巨大なスーツケースを引きずり、入学式の受付に並んでいた時。水色のワンピースを纏った彼女が、すぐ前にいた。
未来なんて何も知らなかったあの頃。田舎者の俺には、都会の女の子の肌が目が眩むほど白く、まぶしく見えた。
行列の待ち時間は退屈で、手にしていたスーパーのチラシで紙飛行機を折って遊んでいた。
紙飛行機は数回宙返りすると、不意に吹いた風に煽られ、コントロールを失って地面に墜落し、ぴくりとも動かなくなった。

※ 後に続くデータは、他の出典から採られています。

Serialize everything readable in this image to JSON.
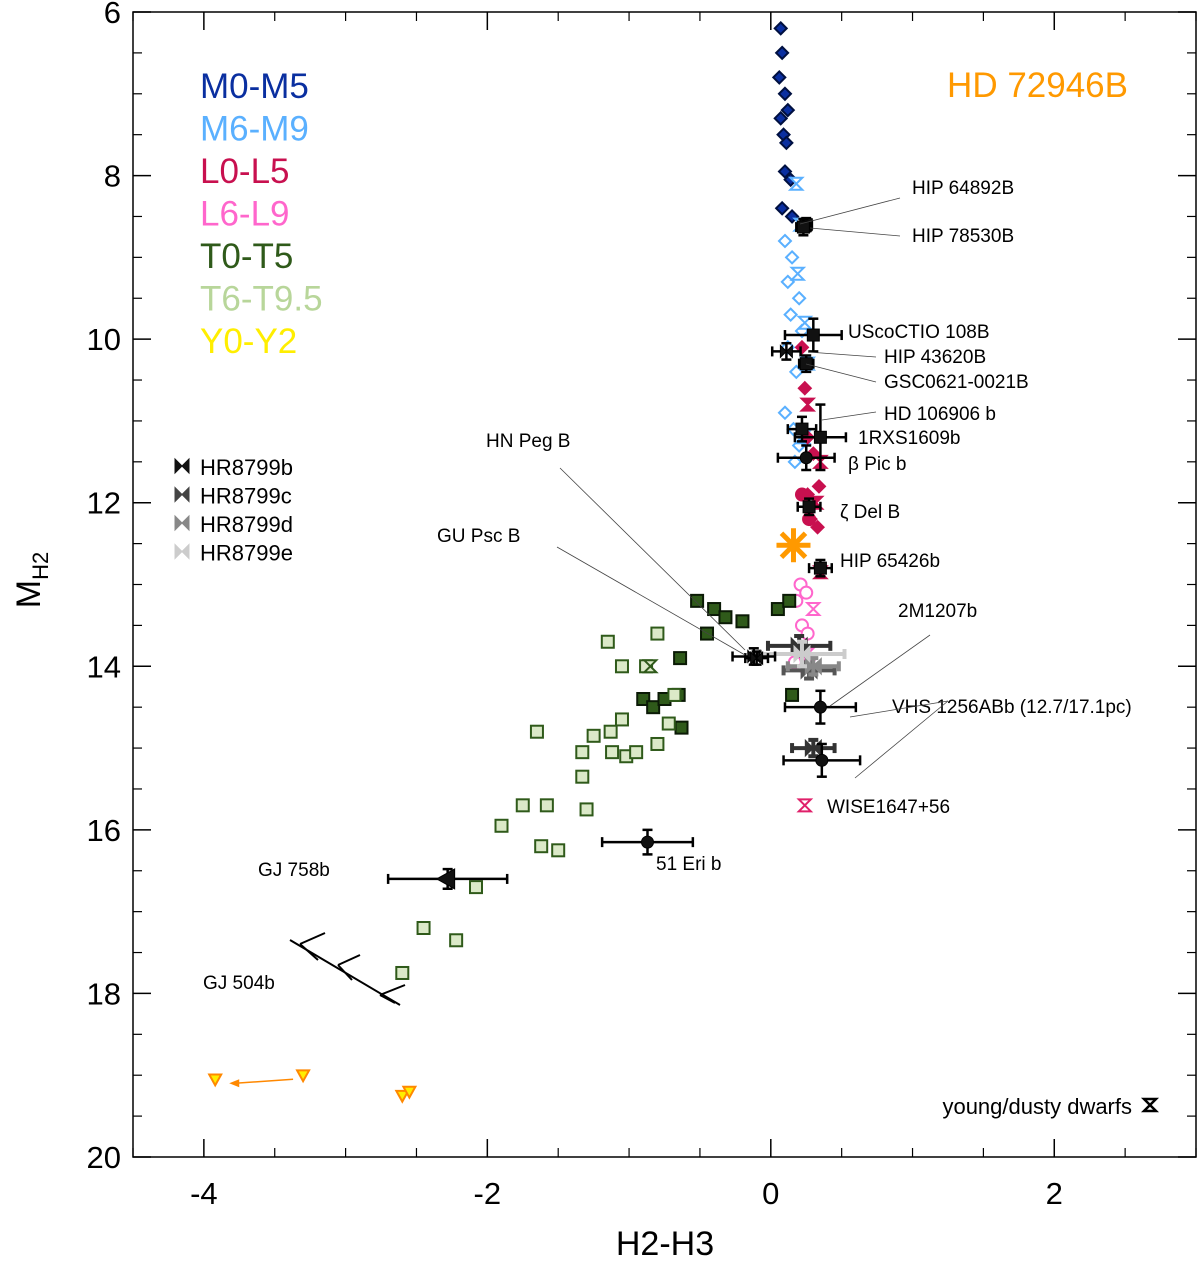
{
  "chart_data": {
    "type": "scatter",
    "title": "HD 72946B",
    "xlabel": "H2-H3",
    "ylabel": "M",
    "ylabel_sub": "H2",
    "xlim": [
      -4.5,
      3.0
    ],
    "ylim": [
      20,
      6
    ],
    "x_ticks": [
      -4,
      -2,
      0,
      2
    ],
    "x_tick_labels": [
      "-4",
      "-2",
      "0",
      "2"
    ],
    "y_ticks": [
      6,
      8,
      10,
      12,
      14,
      16,
      18,
      20
    ],
    "y_tick_labels": [
      "6",
      "8",
      "10",
      "12",
      "14",
      "16",
      "18",
      "20"
    ],
    "colors": {
      "M0-M5": "#0a2fa0",
      "M6-M9": "#5ab0ff",
      "L0-L5": "#c8104f",
      "L6-L9": "#ff66cc",
      "T0-T5": "#2f5a1a",
      "T6-T9.5": "#b8d69a",
      "Y0-Y2": "#ffee00",
      "target": "#ff9900",
      "wise": "#e0206a",
      "y_dwarf_edge": "#ff8800"
    },
    "legend": [
      {
        "label": "M0-M5",
        "color": "#0a2fa0"
      },
      {
        "label": "M6-M9",
        "color": "#5ab0ff"
      },
      {
        "label": "L0-L5",
        "color": "#c8104f"
      },
      {
        "label": "L6-L9",
        "color": "#ff66cc"
      },
      {
        "label": "T0-T5",
        "color": "#2f5a1a"
      },
      {
        "label": "T6-T9.5",
        "color": "#b8d69a"
      },
      {
        "label": "Y0-Y2",
        "color": "#ffee00"
      }
    ],
    "hr8799_legend": [
      {
        "label": "HR8799b",
        "color": "#111111"
      },
      {
        "label": "HR8799c",
        "color": "#444444"
      },
      {
        "label": "HR8799d",
        "color": "#888888"
      },
      {
        "label": "HR8799e",
        "color": "#cccccc"
      }
    ],
    "young_dwarf_label": "young/dusty dwarfs",
    "field_series": [
      {
        "name": "M0-M5",
        "marker": "diamond",
        "filled": true,
        "points": [
          [
            0.07,
            6.2
          ],
          [
            0.08,
            6.5
          ],
          [
            0.06,
            6.8
          ],
          [
            0.1,
            7.0
          ],
          [
            0.07,
            7.3
          ],
          [
            0.12,
            7.2
          ],
          [
            0.09,
            7.5
          ],
          [
            0.11,
            7.6
          ],
          [
            0.1,
            7.95
          ],
          [
            0.14,
            8.05
          ],
          [
            0.08,
            8.4
          ],
          [
            0.15,
            8.5
          ]
        ]
      },
      {
        "name": "M6-M9",
        "marker": "diamond",
        "filled": false,
        "points": [
          [
            0.1,
            8.8
          ],
          [
            0.15,
            9.0
          ],
          [
            0.12,
            9.3
          ],
          [
            0.2,
            9.5
          ],
          [
            0.14,
            9.7
          ],
          [
            0.22,
            9.9
          ],
          [
            0.12,
            10.1
          ],
          [
            0.18,
            10.4
          ],
          [
            0.1,
            10.9
          ],
          [
            0.16,
            11.1
          ],
          [
            0.2,
            11.3
          ],
          [
            0.17,
            11.5
          ]
        ]
      },
      {
        "name": "M6-M9 young",
        "marker": "hourglass",
        "filled": false,
        "points": [
          [
            0.18,
            8.1
          ],
          [
            0.21,
            8.6
          ],
          [
            0.19,
            9.2
          ],
          [
            0.24,
            9.8
          ],
          [
            0.26,
            10.3
          ],
          [
            0.23,
            11.2
          ]
        ]
      },
      {
        "name": "L0-L5",
        "marker": "diamond",
        "filled": true,
        "points": [
          [
            0.22,
            10.1
          ],
          [
            0.24,
            10.6
          ],
          [
            0.26,
            11.2
          ],
          [
            0.3,
            11.4
          ],
          [
            0.26,
            11.9
          ],
          [
            0.34,
            11.8
          ],
          [
            0.28,
            12.2
          ],
          [
            0.33,
            12.3
          ]
        ]
      },
      {
        "name": "L0-L5 young",
        "marker": "hourglass",
        "filled": true,
        "points": [
          [
            0.26,
            10.8
          ],
          [
            0.35,
            11.5
          ],
          [
            0.32,
            12.0
          ],
          [
            0.35,
            12.85
          ]
        ]
      },
      {
        "name": "L0-L5 circle",
        "marker": "circle",
        "filled": true,
        "points": [
          [
            0.22,
            11.9
          ],
          [
            0.27,
            12.2
          ]
        ]
      },
      {
        "name": "L6-L9",
        "marker": "circle",
        "filled": false,
        "points": [
          [
            0.21,
            13.0
          ],
          [
            0.25,
            13.1
          ],
          [
            0.18,
            13.2
          ],
          [
            0.22,
            13.5
          ],
          [
            0.26,
            13.6
          ],
          [
            0.19,
            13.8
          ],
          [
            0.23,
            14.0
          ],
          [
            0.17,
            13.95
          ]
        ]
      },
      {
        "name": "L6-L9 young",
        "marker": "hourglass",
        "filled": false,
        "points": [
          [
            0.3,
            13.3
          ],
          [
            0.26,
            13.85
          ]
        ]
      },
      {
        "name": "T0-T5",
        "marker": "square",
        "filled": true,
        "points": [
          [
            -0.52,
            13.2
          ],
          [
            -0.4,
            13.3
          ],
          [
            -0.32,
            13.4
          ],
          [
            -0.2,
            13.45
          ],
          [
            -0.45,
            13.6
          ],
          [
            0.05,
            13.3
          ],
          [
            0.13,
            13.2
          ],
          [
            -0.64,
            13.9
          ],
          [
            -0.9,
            14.4
          ],
          [
            -0.83,
            14.5
          ],
          [
            -0.75,
            14.4
          ],
          [
            -0.65,
            14.35
          ],
          [
            -0.63,
            14.75
          ],
          [
            0.15,
            14.35
          ]
        ]
      },
      {
        "name": "T6-T9.5",
        "marker": "square",
        "filled": false,
        "points": [
          [
            -1.15,
            13.7
          ],
          [
            -1.05,
            14.0
          ],
          [
            -0.8,
            13.6
          ],
          [
            -0.88,
            14.0
          ],
          [
            -0.68,
            14.35
          ],
          [
            -0.72,
            14.7
          ],
          [
            -0.8,
            14.95
          ],
          [
            -1.05,
            14.65
          ],
          [
            -1.13,
            14.8
          ],
          [
            -1.02,
            15.1
          ],
          [
            -0.95,
            15.05
          ],
          [
            -1.25,
            14.85
          ],
          [
            -1.12,
            15.05
          ],
          [
            -1.33,
            15.05
          ],
          [
            -1.33,
            15.35
          ],
          [
            -1.3,
            15.75
          ],
          [
            -1.65,
            14.8
          ],
          [
            -1.75,
            15.7
          ],
          [
            -1.58,
            15.7
          ],
          [
            -1.9,
            15.95
          ],
          [
            -1.62,
            16.2
          ],
          [
            -1.5,
            16.25
          ],
          [
            -2.08,
            16.7
          ],
          [
            -2.45,
            17.2
          ],
          [
            -2.22,
            17.35
          ],
          [
            -2.6,
            17.75
          ]
        ]
      },
      {
        "name": "T6-T9.5 young",
        "marker": "hourglass",
        "filled": false,
        "points": [
          [
            -0.85,
            14.0
          ]
        ]
      },
      {
        "name": "Y0-Y2",
        "marker": "triangle-down",
        "filled": true,
        "points": [
          [
            -3.92,
            19.05
          ],
          [
            -3.3,
            19.0
          ],
          [
            -2.6,
            19.25
          ],
          [
            -2.55,
            19.2
          ]
        ]
      }
    ],
    "companions": [
      {
        "name": "HIP 64892B",
        "x": 0.25,
        "y": 8.6,
        "xerr": 0.04,
        "yerr": 0.08,
        "marker": "square"
      },
      {
        "name": "HIP 78530B",
        "x": 0.23,
        "y": 8.63,
        "xerr": 0.05,
        "yerr": 0.1,
        "marker": "square"
      },
      {
        "name": "UScoCTIO 108B",
        "x": 0.3,
        "y": 9.95,
        "xerr": 0.2,
        "yerr": 0.2,
        "marker": "square"
      },
      {
        "name": "HIP 43620B",
        "x": 0.11,
        "y": 10.15,
        "xerr": 0.1,
        "yerr": 0.1,
        "marker": "hourglass"
      },
      {
        "name": "GSC0621-0021B",
        "x": 0.25,
        "y": 10.3,
        "xerr": 0.05,
        "yerr": 0.1,
        "marker": "square"
      },
      {
        "name": "HD 106906 b",
        "x": 0.22,
        "y": 11.1,
        "xerr": 0.1,
        "yerr": 0.15,
        "marker": "square"
      },
      {
        "name": "1RXS1609b",
        "x": 0.35,
        "y": 11.2,
        "xerr": 0.18,
        "yerr": 0.4,
        "marker": "square"
      },
      {
        "name": "β Pic b",
        "x": 0.25,
        "y": 11.45,
        "xerr": 0.2,
        "yerr": 0.15,
        "marker": "circle"
      },
      {
        "name": "ζ Del B",
        "x": 0.27,
        "y": 12.05,
        "xerr": 0.08,
        "yerr": 0.1,
        "marker": "square"
      },
      {
        "name": "HIP 65426b",
        "x": 0.35,
        "y": 12.8,
        "xerr": 0.08,
        "yerr": 0.1,
        "marker": "square"
      },
      {
        "name": "HN Peg B",
        "x": -0.12,
        "y": 13.88,
        "xerr": 0.15,
        "yerr": 0.1,
        "marker": "hourglass"
      },
      {
        "name": "GU Psc B",
        "x": -0.1,
        "y": 13.9,
        "xerr": 0.08,
        "yerr": 0.08,
        "marker": "hourglass"
      },
      {
        "name": "2M1207b",
        "x": 0.35,
        "y": 14.5,
        "xerr": 0.25,
        "yerr": 0.2,
        "marker": "circle"
      },
      {
        "name": "VHS 1256ABb (17.1pc)",
        "x": 0.36,
        "y": 15.15,
        "xerr": 0.27,
        "yerr": 0.2,
        "marker": "circle"
      },
      {
        "name": "51 Eri b",
        "x": -0.87,
        "y": 16.15,
        "xerr": 0.32,
        "yerr": 0.15,
        "marker": "circle"
      },
      {
        "name": "GJ 758b",
        "x": -2.28,
        "y": 16.6,
        "xerr": 0.42,
        "yerr": 0.12,
        "marker": "triangle-left"
      }
    ],
    "hr8799": [
      {
        "name": "HR8799b",
        "x": 0.2,
        "y": 13.75,
        "xerr": 0.22,
        "yerr": 0.12
      },
      {
        "name": "HR8799c",
        "x": 0.27,
        "y": 14.05,
        "xerr": 0.18,
        "yerr": 0.1
      },
      {
        "name": "HR8799d",
        "x": 0.3,
        "y": 14.0,
        "xerr": 0.18,
        "yerr": 0.1
      },
      {
        "name": "HR8799e",
        "x": 0.22,
        "y": 13.85,
        "xerr": 0.3,
        "yerr": 0.15
      },
      {
        "name": "VHS 1256ABb dark",
        "x": 0.3,
        "y": 15.0,
        "xerr": 0.15,
        "yerr": 0.1
      }
    ],
    "target": {
      "name": "HD 72946B",
      "x": 0.16,
      "y": 12.52
    },
    "wise": {
      "name": "WISE1647+56",
      "x": 0.24,
      "y": 15.7
    },
    "labels": {
      "HIP 64892B": "HIP 64892B",
      "HIP 78530B": "HIP 78530B",
      "UScoCTIO 108B": "UScoCTIO 108B",
      "HIP 43620B": "HIP 43620B",
      "GSC0621-0021B": "GSC0621-0021B",
      "HD 106906 b": "HD 106906 b",
      "1RXS1609b": "1RXS1609b",
      "beta Pic b": "β Pic b",
      "zeta Del B": "ζ Del B",
      "HIP 65426b": "HIP 65426b",
      "HN Peg B": "HN Peg B",
      "GU Psc B": "GU Psc B",
      "2M1207b": "2M1207b",
      "VHS 1256ABb": "VHS 1256ABb (12.7/17.1pc)",
      "51 Eri b": "51 Eri b",
      "GJ 758b": "GJ 758b",
      "GJ 504b": "GJ 504b",
      "WISE1647+56": "WISE1647+56"
    }
  }
}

腰を屈めようとした俺より先に、一本の白い手が伸びた。
彼女だった。
彼女は耳元の髪をかき上げ、しゃがみ込むと、その安っぽい「飛行機」を拾い上げた。
「君の紙飛行機、落ちたよ」
微笑む彼女の横顔で、陽の光が踊っていた。その瞬間、けたたましい蝉の声も周りの喧騒もすべてが消え去り、世界には彼女の澄んだ声と、インクの匂いがする目の前の紙飛行機だけが存在していた。
あれが「恋」という感情なのだと、俺が理解したのは、ずっと後のことだ。
けれど当時の俺は、ただ呆然と立ち尽くすばかり。彼女がもう一度繰り返して、ようやく夢から覚めたようにそれを受け取り、かろうじて「ありがとう」と呟いた。

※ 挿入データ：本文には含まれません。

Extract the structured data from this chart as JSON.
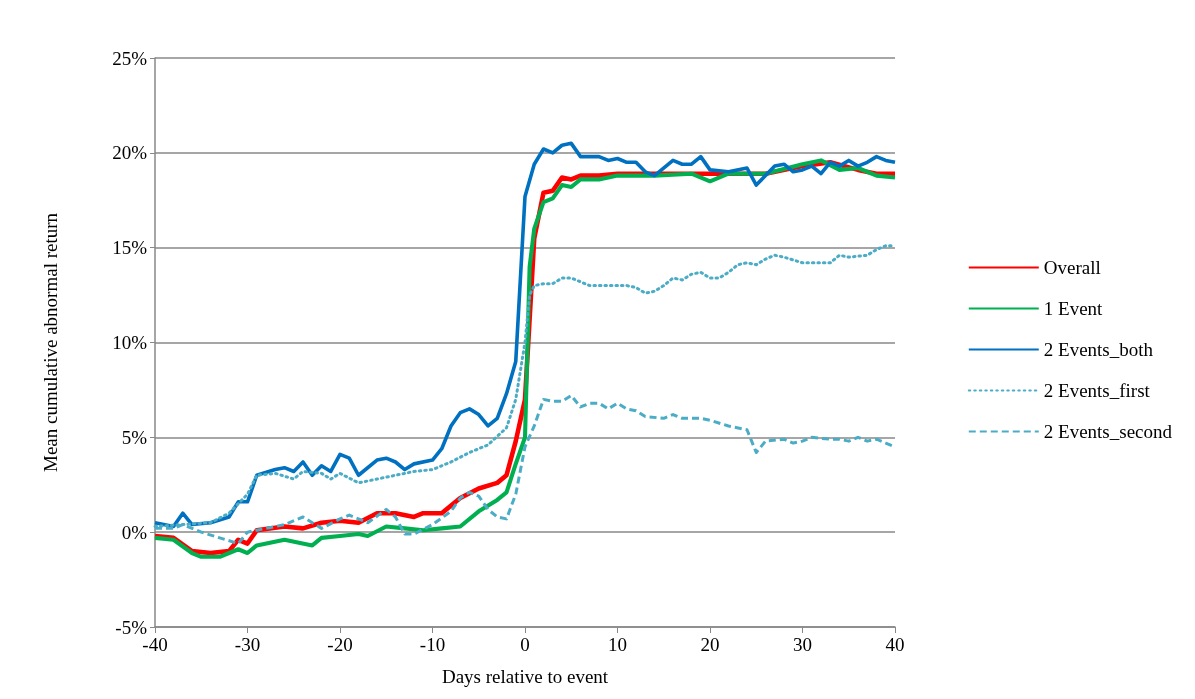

彼女はくすっと笑うと、すぐに振り返って友達との談笑に戻ってしまった。
ふと、手の中の紙飛行機が急につまらないものに思えた。無意識に翼を弄ると、たいして鋭くもないその縁が、やけに指に突き刺さるような気がした。
それが、俺たちの最初の出会いだった。
何年も経って多くのことを忘れた今でも、その日の彼女の笑顔だけは、鮮明に覚えている。

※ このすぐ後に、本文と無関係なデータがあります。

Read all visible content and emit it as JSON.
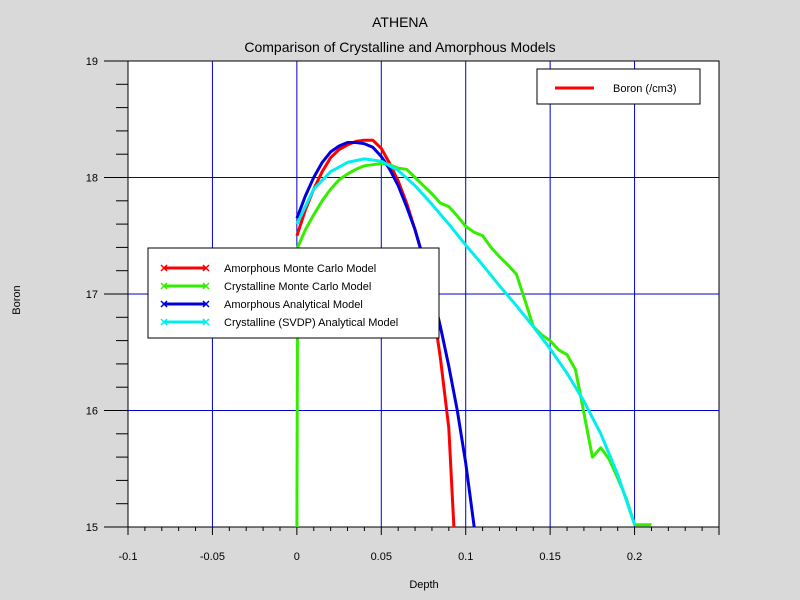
{
  "chart_data": {
    "type": "line",
    "title": "ATHENA",
    "subtitle": "Comparison of Crystalline and Amorphous Models",
    "xlabel": "Depth",
    "ylabel": "Boron",
    "xlim": [
      -0.1,
      0.25
    ],
    "ylim": [
      15,
      19
    ],
    "x_ticks": [
      -0.1,
      -0.05,
      0,
      0.05,
      0.1,
      0.15,
      0.2
    ],
    "x_tick_labels": [
      "-0.1",
      "-0.05",
      "0",
      "0.05",
      "0.1",
      "0.15",
      "0.2"
    ],
    "y_ticks": [
      15,
      16,
      17,
      18,
      19
    ],
    "y_tick_labels": [
      "15",
      "16",
      "17",
      "18",
      "19"
    ],
    "grid": true,
    "legend_top_right": {
      "label": "Boron (/cm3)",
      "color": "#ff0000"
    },
    "legend_placement": "center-left",
    "series": [
      {
        "name": "Amorphous Monte Carlo Model",
        "color": "#ff0000",
        "x": [
          0,
          0.005,
          0.01,
          0.015,
          0.02,
          0.025,
          0.03,
          0.035,
          0.04,
          0.045,
          0.05,
          0.055,
          0.06,
          0.065,
          0.07,
          0.075,
          0.08,
          0.085,
          0.09,
          0.093
        ],
        "y": [
          17.5,
          17.72,
          17.9,
          18.05,
          18.17,
          18.24,
          18.28,
          18.31,
          18.32,
          18.32,
          18.25,
          18.12,
          17.97,
          17.78,
          17.55,
          17.3,
          16.95,
          16.45,
          15.85,
          15
        ]
      },
      {
        "name": "Crystalline Monte Carlo Model",
        "color": "#33ee00",
        "x": [
          0,
          0.0005,
          0.005,
          0.01,
          0.015,
          0.02,
          0.025,
          0.03,
          0.035,
          0.04,
          0.045,
          0.05,
          0.055,
          0.06,
          0.065,
          0.07,
          0.075,
          0.08,
          0.085,
          0.09,
          0.095,
          0.1,
          0.105,
          0.11,
          0.115,
          0.12,
          0.125,
          0.13,
          0.135,
          0.14,
          0.145,
          0.15,
          0.155,
          0.16,
          0.165,
          0.17,
          0.175,
          0.18,
          0.185,
          0.19,
          0.195,
          0.2,
          0.205,
          0.21
        ],
        "y": [
          15,
          17.4,
          17.55,
          17.68,
          17.8,
          17.9,
          17.98,
          18.03,
          18.07,
          18.1,
          18.11,
          18.12,
          18.11,
          18.08,
          18.07,
          18.0,
          17.93,
          17.86,
          17.78,
          17.75,
          17.67,
          17.58,
          17.53,
          17.5,
          17.4,
          17.32,
          17.25,
          17.17,
          16.95,
          16.72,
          16.65,
          16.6,
          16.52,
          16.48,
          16.35,
          15.98,
          15.6,
          15.68,
          15.58,
          15.42,
          15.25,
          15.02,
          15.02,
          15.02
        ]
      },
      {
        "name": "Amorphous Analytical Model",
        "color": "#0000dd",
        "x": [
          0,
          0.005,
          0.01,
          0.015,
          0.02,
          0.025,
          0.03,
          0.035,
          0.04,
          0.045,
          0.05,
          0.055,
          0.06,
          0.065,
          0.07,
          0.075,
          0.08,
          0.085,
          0.09,
          0.095,
          0.1,
          0.105
        ],
        "y": [
          17.65,
          17.84,
          18.0,
          18.13,
          18.22,
          18.27,
          18.3,
          18.3,
          18.29,
          18.26,
          18.18,
          18.07,
          17.93,
          17.75,
          17.55,
          17.3,
          17.03,
          16.72,
          16.38,
          16.0,
          15.55,
          15
        ]
      },
      {
        "name": "Crystalline (SVDP) Analytical Model",
        "color": "#00eeee",
        "x": [
          0,
          0.01,
          0.02,
          0.03,
          0.04,
          0.05,
          0.06,
          0.07,
          0.08,
          0.09,
          0.1,
          0.11,
          0.12,
          0.13,
          0.14,
          0.15,
          0.16,
          0.17,
          0.18,
          0.19,
          0.2
        ],
        "y": [
          17.6,
          17.9,
          18.05,
          18.13,
          18.16,
          18.14,
          18.06,
          17.93,
          17.77,
          17.6,
          17.42,
          17.25,
          17.07,
          16.9,
          16.72,
          16.53,
          16.32,
          16.08,
          15.8,
          15.45,
          15.02
        ]
      }
    ]
  }
}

その後の数日間、入学手続きは慌ただしく、記憶も曖昧だ。寮と食堂を往復するだけの毎日。それでも俺は、人混みの中にいつも無意識にあの水色の影を探していた。
そして、教室に入って、ようやく彼女を再び見つけた。
担任の先生が教壇で席順を発表していく。
もっと近くに、あと少しだけ近くに。心の中で、そう何度も唱えた。
天の采配か、俺は本当に彼女の隣の席になった。
――ただ一本の、狭い通路を挟んで。
俺は心の内でガッツポーズをした。神様も捨てたもんじゃない。もしこの恋が実ったら、一生かけてこのご恩に報いよう、とまで思った。
だが、俺は彼女の前の席を見るのを忘れていた。
前の席の男が振り返ると、彼女ははにかみながら頷いた。その頬は、俺が一度も見たことのない赤色に染まっていた。
その瞬間、俺の胸にあったすべての喜びは、あの酷暑の夏と一緒に、一瞬にして音を立てて崩れ去った。めちゃくちゃに、跡形もなく。